Басурманин. Дикая степь - страница 19




***

Утро выдалось ласковым и безветренным. Светило, тронув макушки ближнего леса, озарило окрестности яркими лучами, поднялось над городскими стенами и начало припекать. Раздав указания и получив последние наставления, боярин Магута и воевода Артемий Силыч съехали со двора. Владислав окинул взором опустевшую площадь перед теремом и загрустил.

– Что понурый стоишь, княжич? – подошёл к нему сотник.

– Тоска душу гложет, Ивач. С батюшкиного отъезда покоя не ведаю. Вот и Силыч да Яр Велигорович в путь отправились, и ещё горше стало. Думы окаянные терзают, спасу от них нет.

Ивач понимающе кивнул.

– Идём в кузню тоску-кручину железом калёным выжигать?

Взгляд княжича вспыхнул.

– Мы сегодня поедем к перелеску? Ты обещал! И мечи с рукоятками, что косы, давай возьмём, – в голосе чувствовалось нетерпение и решимость.

– Вот Фёдор обрадуется, что ты ради дела ратного свитки забросил, – с укоризной покачал головой Ивач.

– А вот и нет. Фёдор рад будет, что я в палатах не сижу, а на солнышке в делах ратных разуму набираюсь.

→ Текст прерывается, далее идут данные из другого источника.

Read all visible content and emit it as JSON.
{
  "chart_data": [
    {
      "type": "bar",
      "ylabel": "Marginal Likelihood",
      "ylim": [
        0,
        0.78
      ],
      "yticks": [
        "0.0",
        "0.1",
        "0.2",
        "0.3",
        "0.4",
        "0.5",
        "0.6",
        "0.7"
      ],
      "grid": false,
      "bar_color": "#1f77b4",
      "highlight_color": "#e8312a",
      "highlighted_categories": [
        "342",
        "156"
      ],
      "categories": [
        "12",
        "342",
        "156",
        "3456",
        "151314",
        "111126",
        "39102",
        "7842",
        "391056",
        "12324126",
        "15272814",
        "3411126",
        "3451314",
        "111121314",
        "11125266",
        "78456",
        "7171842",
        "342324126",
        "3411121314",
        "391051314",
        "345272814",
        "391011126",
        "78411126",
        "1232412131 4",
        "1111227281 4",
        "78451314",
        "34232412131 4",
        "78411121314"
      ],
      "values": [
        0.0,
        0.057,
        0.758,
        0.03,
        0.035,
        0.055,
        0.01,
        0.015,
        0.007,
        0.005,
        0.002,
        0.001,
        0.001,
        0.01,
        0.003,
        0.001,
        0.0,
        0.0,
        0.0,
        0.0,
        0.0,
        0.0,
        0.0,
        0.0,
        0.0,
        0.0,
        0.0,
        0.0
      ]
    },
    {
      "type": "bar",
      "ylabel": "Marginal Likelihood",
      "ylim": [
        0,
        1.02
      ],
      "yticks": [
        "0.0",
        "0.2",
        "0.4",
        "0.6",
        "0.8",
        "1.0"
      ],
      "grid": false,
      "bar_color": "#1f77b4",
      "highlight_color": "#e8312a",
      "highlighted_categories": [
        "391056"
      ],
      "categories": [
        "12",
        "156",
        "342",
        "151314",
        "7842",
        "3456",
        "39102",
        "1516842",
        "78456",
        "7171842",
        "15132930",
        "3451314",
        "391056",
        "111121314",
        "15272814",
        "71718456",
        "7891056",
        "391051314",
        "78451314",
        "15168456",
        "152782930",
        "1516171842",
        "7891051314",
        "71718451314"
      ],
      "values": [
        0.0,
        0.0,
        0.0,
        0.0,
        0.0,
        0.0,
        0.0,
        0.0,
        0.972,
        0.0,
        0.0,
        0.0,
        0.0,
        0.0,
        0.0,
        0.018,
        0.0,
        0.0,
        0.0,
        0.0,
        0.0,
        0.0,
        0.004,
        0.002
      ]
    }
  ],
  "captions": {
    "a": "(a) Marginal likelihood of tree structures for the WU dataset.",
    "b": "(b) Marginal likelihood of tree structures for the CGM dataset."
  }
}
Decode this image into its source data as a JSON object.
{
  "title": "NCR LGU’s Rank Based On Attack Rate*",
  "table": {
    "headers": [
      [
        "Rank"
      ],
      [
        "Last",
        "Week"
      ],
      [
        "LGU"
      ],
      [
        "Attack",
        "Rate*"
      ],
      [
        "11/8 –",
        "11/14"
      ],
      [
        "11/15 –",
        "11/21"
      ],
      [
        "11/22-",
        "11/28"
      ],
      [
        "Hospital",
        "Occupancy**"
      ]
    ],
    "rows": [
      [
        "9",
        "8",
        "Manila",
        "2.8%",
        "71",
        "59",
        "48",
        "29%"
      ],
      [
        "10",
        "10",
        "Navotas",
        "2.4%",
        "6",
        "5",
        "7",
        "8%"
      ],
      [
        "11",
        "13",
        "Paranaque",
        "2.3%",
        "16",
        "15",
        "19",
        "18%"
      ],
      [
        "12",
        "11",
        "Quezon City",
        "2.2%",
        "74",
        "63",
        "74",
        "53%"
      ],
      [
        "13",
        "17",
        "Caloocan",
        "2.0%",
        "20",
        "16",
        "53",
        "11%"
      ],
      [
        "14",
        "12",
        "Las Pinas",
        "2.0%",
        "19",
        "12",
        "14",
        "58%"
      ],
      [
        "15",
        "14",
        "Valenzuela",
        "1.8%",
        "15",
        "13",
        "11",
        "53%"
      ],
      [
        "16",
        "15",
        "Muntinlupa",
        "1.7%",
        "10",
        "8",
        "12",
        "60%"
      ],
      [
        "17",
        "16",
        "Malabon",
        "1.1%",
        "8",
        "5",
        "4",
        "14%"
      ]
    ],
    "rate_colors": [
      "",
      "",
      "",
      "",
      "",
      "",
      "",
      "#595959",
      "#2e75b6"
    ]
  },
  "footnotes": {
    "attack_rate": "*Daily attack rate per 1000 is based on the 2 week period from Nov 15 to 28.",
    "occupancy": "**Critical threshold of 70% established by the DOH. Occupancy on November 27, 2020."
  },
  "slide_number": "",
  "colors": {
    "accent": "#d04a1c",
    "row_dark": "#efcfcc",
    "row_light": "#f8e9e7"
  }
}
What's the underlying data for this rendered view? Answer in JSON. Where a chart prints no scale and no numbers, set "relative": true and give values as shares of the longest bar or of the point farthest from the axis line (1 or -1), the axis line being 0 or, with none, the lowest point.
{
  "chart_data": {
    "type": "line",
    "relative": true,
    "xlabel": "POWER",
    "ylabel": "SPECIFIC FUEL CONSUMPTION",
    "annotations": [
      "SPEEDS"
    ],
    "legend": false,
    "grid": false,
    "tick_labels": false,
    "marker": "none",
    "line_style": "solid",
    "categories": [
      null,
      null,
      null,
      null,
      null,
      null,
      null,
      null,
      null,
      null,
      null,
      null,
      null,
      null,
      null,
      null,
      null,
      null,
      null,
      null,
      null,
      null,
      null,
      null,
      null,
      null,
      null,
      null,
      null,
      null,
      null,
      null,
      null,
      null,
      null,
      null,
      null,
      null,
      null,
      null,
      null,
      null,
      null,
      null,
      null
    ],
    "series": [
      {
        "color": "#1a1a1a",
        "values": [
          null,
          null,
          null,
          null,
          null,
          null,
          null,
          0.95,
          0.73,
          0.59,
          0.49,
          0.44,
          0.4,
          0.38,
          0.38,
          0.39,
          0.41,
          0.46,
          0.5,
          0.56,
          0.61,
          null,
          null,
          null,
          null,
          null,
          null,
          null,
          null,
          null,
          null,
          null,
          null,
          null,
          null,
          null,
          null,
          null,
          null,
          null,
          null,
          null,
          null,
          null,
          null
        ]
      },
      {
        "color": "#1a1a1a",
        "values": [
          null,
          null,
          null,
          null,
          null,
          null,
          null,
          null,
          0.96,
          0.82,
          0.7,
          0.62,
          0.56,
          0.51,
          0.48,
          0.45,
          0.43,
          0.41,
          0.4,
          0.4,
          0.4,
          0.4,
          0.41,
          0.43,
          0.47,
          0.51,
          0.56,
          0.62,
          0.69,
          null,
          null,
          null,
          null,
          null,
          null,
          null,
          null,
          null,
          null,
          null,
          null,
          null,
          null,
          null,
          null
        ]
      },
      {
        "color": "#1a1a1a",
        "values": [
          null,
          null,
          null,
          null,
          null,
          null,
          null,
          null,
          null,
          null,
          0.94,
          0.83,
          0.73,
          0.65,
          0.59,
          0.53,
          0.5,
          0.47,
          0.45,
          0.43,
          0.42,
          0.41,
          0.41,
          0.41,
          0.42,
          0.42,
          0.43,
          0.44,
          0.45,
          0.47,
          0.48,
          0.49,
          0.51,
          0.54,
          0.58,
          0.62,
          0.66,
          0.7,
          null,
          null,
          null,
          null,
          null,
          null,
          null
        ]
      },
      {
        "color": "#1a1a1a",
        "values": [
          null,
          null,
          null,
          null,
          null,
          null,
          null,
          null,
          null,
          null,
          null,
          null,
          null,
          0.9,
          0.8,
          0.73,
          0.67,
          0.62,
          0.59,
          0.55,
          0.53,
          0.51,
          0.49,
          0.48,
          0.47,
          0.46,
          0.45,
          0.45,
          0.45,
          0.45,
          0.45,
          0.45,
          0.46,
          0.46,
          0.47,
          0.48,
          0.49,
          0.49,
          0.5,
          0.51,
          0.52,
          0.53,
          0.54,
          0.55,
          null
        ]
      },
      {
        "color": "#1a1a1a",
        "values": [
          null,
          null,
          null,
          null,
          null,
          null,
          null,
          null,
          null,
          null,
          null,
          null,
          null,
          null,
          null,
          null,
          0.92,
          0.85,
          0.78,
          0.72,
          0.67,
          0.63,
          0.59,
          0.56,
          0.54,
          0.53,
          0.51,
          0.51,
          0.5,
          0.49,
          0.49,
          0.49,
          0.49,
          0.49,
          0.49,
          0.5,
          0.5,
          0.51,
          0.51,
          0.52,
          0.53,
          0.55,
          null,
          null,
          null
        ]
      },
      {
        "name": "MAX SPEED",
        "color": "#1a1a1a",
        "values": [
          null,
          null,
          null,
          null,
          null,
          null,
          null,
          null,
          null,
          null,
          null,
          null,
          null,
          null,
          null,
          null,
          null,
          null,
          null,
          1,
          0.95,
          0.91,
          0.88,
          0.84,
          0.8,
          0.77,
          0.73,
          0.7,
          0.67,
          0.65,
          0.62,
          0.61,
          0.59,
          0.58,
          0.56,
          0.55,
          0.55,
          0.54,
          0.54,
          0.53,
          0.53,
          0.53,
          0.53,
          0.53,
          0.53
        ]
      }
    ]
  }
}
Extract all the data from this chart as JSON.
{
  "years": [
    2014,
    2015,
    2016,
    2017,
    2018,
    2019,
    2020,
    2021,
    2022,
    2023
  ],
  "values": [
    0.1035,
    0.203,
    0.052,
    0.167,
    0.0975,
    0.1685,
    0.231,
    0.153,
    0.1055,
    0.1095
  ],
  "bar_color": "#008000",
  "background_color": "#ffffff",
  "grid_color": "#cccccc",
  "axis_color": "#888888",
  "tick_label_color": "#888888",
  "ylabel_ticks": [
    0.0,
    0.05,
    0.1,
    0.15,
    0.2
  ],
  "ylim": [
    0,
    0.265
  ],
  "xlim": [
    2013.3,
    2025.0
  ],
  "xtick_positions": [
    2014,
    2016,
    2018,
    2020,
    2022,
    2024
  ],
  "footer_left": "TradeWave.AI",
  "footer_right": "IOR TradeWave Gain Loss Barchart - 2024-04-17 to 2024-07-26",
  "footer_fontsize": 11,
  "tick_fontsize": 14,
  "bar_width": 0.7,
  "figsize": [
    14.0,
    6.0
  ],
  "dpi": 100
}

Взгляд воина нежданно-негаданно встретился с глазами княжича. Ивач смутился – опять эти озера.

«Вот же охальник! Коли был бы…»

Осекся сотник, устыдившись мыслей, тряхнул головой. Распахнул ворота кузни и крикнул подручнику:

– Гридя, возьми полдюжины верховых, поупражняйтесь с княжичем в бою у речки. У меня дел порядком. Но дальше за перелесок ни ногой.

И, не дожидаясь ответа, ушёл, оставив княжича в раздумьях одного.

Владислав огляделся. Что-то в голосе сотника настораживало: то ли беспокойство, то ли немой укор за горячность молодецкую. Его тревога передалась княжичу и неприятной дрожью пробежала по спине. Но отказаться от затеи Владислав не мог, да и не желал. Долго бы ещё он стоял в раздумьях, когда услышал за спиной голос сотника:

– Знаю я, как печаль твою излечить.

Ведя под уздцы гнедого жеребца Буяна и пегого мерина, Ивач подошёл к кузне как раз в тот миг, когда из неё вышел Гридя в боевом облачении, держа в руках парные мечи княжича.

Завидя любимца, Владислав приободрился. Бросился к коню, потрепал гриву.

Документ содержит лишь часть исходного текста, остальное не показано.